The Consumer Financial Protection Bureau has finally finished its first regulatory investigation. The investigation was conducted into credit card-related goods sold by distributors employed by Capital One, in an unlawful manner. The Consumer Financial Protection Bureau Capital One case has led to the bank spending more than $200 million in fines and restitution.
CFPB, Capital One resolve first enforcement by agency
The Consumer Financial Protection Bureau, despite its controversial beginnings and controversial appointment of a director, hasn’t really done much in the way of enforcement, besides proposing some rules and so forth, at least until now.
When the Consumer Financial Protection Bureau found that Capital One, a credit card issuer, was not very clear about who was selling what with its third-party distributors who were selling financial products to go with the cards. That was why the CFPB started the investigation and then the suit. The Wall Street Journal publicized that the bureau has finished enforcing its first motion against the business.
Poor target group
The bank also offers some additional services to go with having a Capital One charge card, according to ABC, which is sold through third-party distributors. Those services contain credit monitoring and payment protection, used if a person is injured or sick and cannot make a payment due to missing work. In that case a minimum payment is made on their behalf, a sort of insurance against missing a credit card payment.

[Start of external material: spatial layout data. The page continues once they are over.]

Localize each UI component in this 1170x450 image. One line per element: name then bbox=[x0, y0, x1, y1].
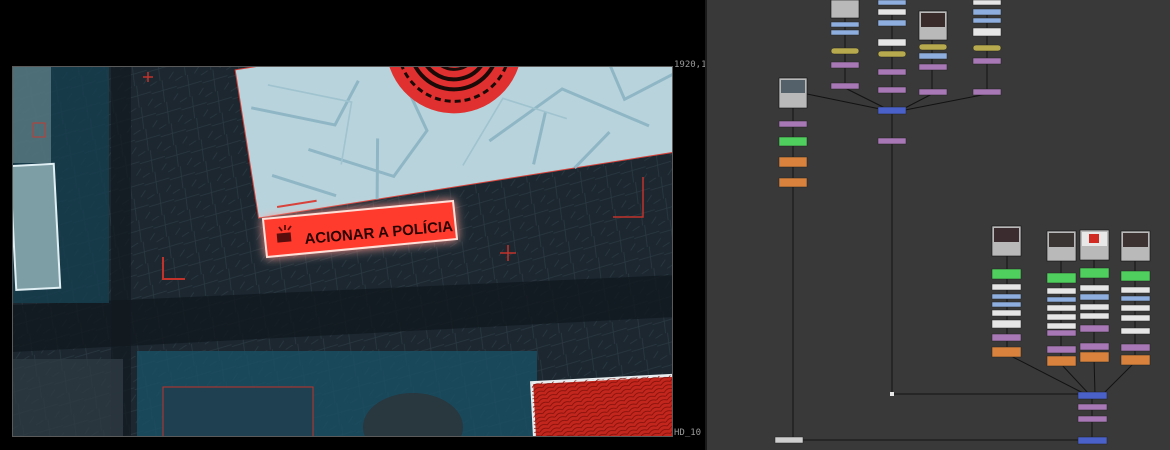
left-photo-card bbox=[13, 162, 62, 292]
read-node[interactable] bbox=[830, 0, 860, 19]
write-node[interactable] bbox=[774, 436, 804, 444]
utility-node[interactable] bbox=[1120, 286, 1151, 294]
transform-node[interactable] bbox=[972, 8, 1002, 16]
roto-node[interactable] bbox=[991, 268, 1022, 280]
color-node[interactable] bbox=[1077, 403, 1108, 411]
color-node[interactable] bbox=[991, 333, 1022, 342]
node-column-3[interactable] bbox=[918, 10, 948, 96]
roto-node[interactable] bbox=[778, 136, 808, 147]
transform-node[interactable] bbox=[918, 52, 948, 60]
color-node[interactable] bbox=[778, 120, 808, 128]
compositing-app: ACIONAR A POLÍCIA 1920,1 HD_10 bbox=[0, 0, 1170, 450]
filter-node[interactable] bbox=[1046, 355, 1077, 367]
grade-node[interactable] bbox=[830, 47, 860, 55]
color-node[interactable] bbox=[830, 82, 860, 90]
utility-node[interactable] bbox=[972, 0, 1002, 6]
filter-node[interactable] bbox=[1120, 354, 1151, 366]
color-node[interactable] bbox=[1120, 343, 1151, 352]
color-node[interactable] bbox=[918, 88, 948, 96]
node-column-8[interactable] bbox=[1120, 230, 1151, 366]
utility-node[interactable] bbox=[991, 283, 1022, 291]
transform-node[interactable] bbox=[877, 19, 907, 27]
color-node[interactable] bbox=[1079, 324, 1110, 333]
utility-node[interactable] bbox=[1120, 327, 1151, 335]
utility-node[interactable] bbox=[972, 27, 1002, 37]
utility-node[interactable] bbox=[1079, 303, 1110, 311]
color-node[interactable] bbox=[877, 86, 907, 94]
color-node[interactable] bbox=[972, 88, 1002, 96]
transform-node[interactable] bbox=[1046, 296, 1077, 303]
roto-node[interactable] bbox=[1120, 270, 1151, 282]
node-connections bbox=[792, 10, 1136, 441]
color-node[interactable] bbox=[1046, 345, 1077, 354]
color-node[interactable] bbox=[1077, 415, 1108, 423]
transform-node[interactable] bbox=[877, 0, 907, 6]
utility-node[interactable] bbox=[1046, 287, 1077, 295]
transform-node[interactable] bbox=[830, 29, 860, 36]
transform-node[interactable] bbox=[972, 17, 1002, 24]
filter-node[interactable] bbox=[778, 156, 808, 168]
roto-node[interactable] bbox=[1046, 272, 1077, 284]
utility-node[interactable] bbox=[877, 38, 907, 47]
grade-node[interactable] bbox=[918, 43, 948, 51]
transform-node[interactable] bbox=[830, 21, 860, 28]
roto-node[interactable] bbox=[1079, 267, 1110, 279]
utility-node[interactable] bbox=[1079, 284, 1110, 292]
viewer-frame[interactable]: ACIONAR A POLÍCIA bbox=[12, 66, 673, 437]
format-label-bottom: HD_10 bbox=[674, 428, 702, 438]
filter-node[interactable] bbox=[778, 177, 808, 188]
viewer-image: ACIONAR A POLÍCIA bbox=[13, 67, 672, 436]
color-node[interactable] bbox=[972, 57, 1002, 65]
transform-node[interactable] bbox=[991, 301, 1022, 308]
color-node[interactable] bbox=[877, 137, 907, 145]
merge-node[interactable] bbox=[1077, 436, 1108, 445]
utility-node[interactable] bbox=[991, 309, 1022, 317]
node-column-6[interactable] bbox=[1046, 230, 1077, 367]
color-node[interactable] bbox=[877, 68, 907, 76]
grade-node[interactable] bbox=[877, 50, 907, 58]
node-column-left[interactable] bbox=[774, 77, 808, 444]
color-node[interactable] bbox=[1079, 342, 1110, 351]
utility-node[interactable] bbox=[1120, 314, 1151, 322]
utility-node[interactable] bbox=[1079, 312, 1110, 320]
utility-node[interactable] bbox=[877, 8, 907, 16]
grade-node[interactable] bbox=[972, 44, 1002, 52]
viewer-panel[interactable]: ACIONAR A POLÍCIA 1920,1 HD_10 bbox=[0, 0, 707, 450]
color-node[interactable] bbox=[1046, 329, 1077, 337]
utility-node[interactable] bbox=[1046, 322, 1077, 330]
dot-node[interactable] bbox=[890, 392, 894, 396]
utility-node[interactable] bbox=[1046, 313, 1077, 321]
transform-node[interactable] bbox=[991, 293, 1022, 300]
format-label-top: 1920,1 bbox=[674, 60, 707, 70]
filter-node[interactable] bbox=[1079, 351, 1110, 363]
transform-node[interactable] bbox=[1120, 295, 1151, 302]
transform-node[interactable] bbox=[1079, 293, 1110, 301]
filter-node[interactable] bbox=[991, 346, 1022, 358]
node-graph-canvas[interactable] bbox=[707, 0, 1170, 450]
color-node[interactable] bbox=[918, 63, 948, 71]
utility-node[interactable] bbox=[1120, 304, 1151, 312]
utility-node[interactable] bbox=[991, 319, 1022, 329]
node-graph-panel[interactable] bbox=[707, 0, 1170, 450]
merge-node[interactable] bbox=[1077, 391, 1108, 400]
color-node[interactable] bbox=[830, 61, 860, 69]
utility-node[interactable] bbox=[1046, 304, 1077, 312]
merge-node[interactable] bbox=[877, 106, 907, 115]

If a customer called the call center to activate a card and had poor credit, it took at least 8 minutes to get through the call while listening to a lot of sales pitches from operators who would over exaggerate the service a ton. There was a ton of pressure in those phone calls to get the extra things. The typical consumer would only be on the phone for 2 minutes and did not have to listen to any sales pitches.
There were false promises from the operators, such as telling those without jobs that they could get a few payments from payment protection even though the customer would not really qualify. They would also promise that a credit rating would improve with the product.
Huge fines assessed
The probe concluded that Capital One, now part of ING, lost the ability to regulate what these distributors were selling and the way they were selling it to customers. As a result, Capital One has agreed to pay $210 million in fines. Of that, $25 million will go to the CFPB, a further $35 million will go the Office of the Comptroller of the Currency and $150 million will be paid in restitution to Capital One clients that had been deceived. The bank will even stop selling ancillary charge card products until it can ensure proper conduct.
Capital One dealt with a comparable case in England in 1997, according to ABC, which also require consumers to get paid out money. There will be 2.5 million corporations in the United States who will receive their money soon, according to USA Today. A Consumer Financial Protection Bureau investigation like this is being done with Discover Financial as well.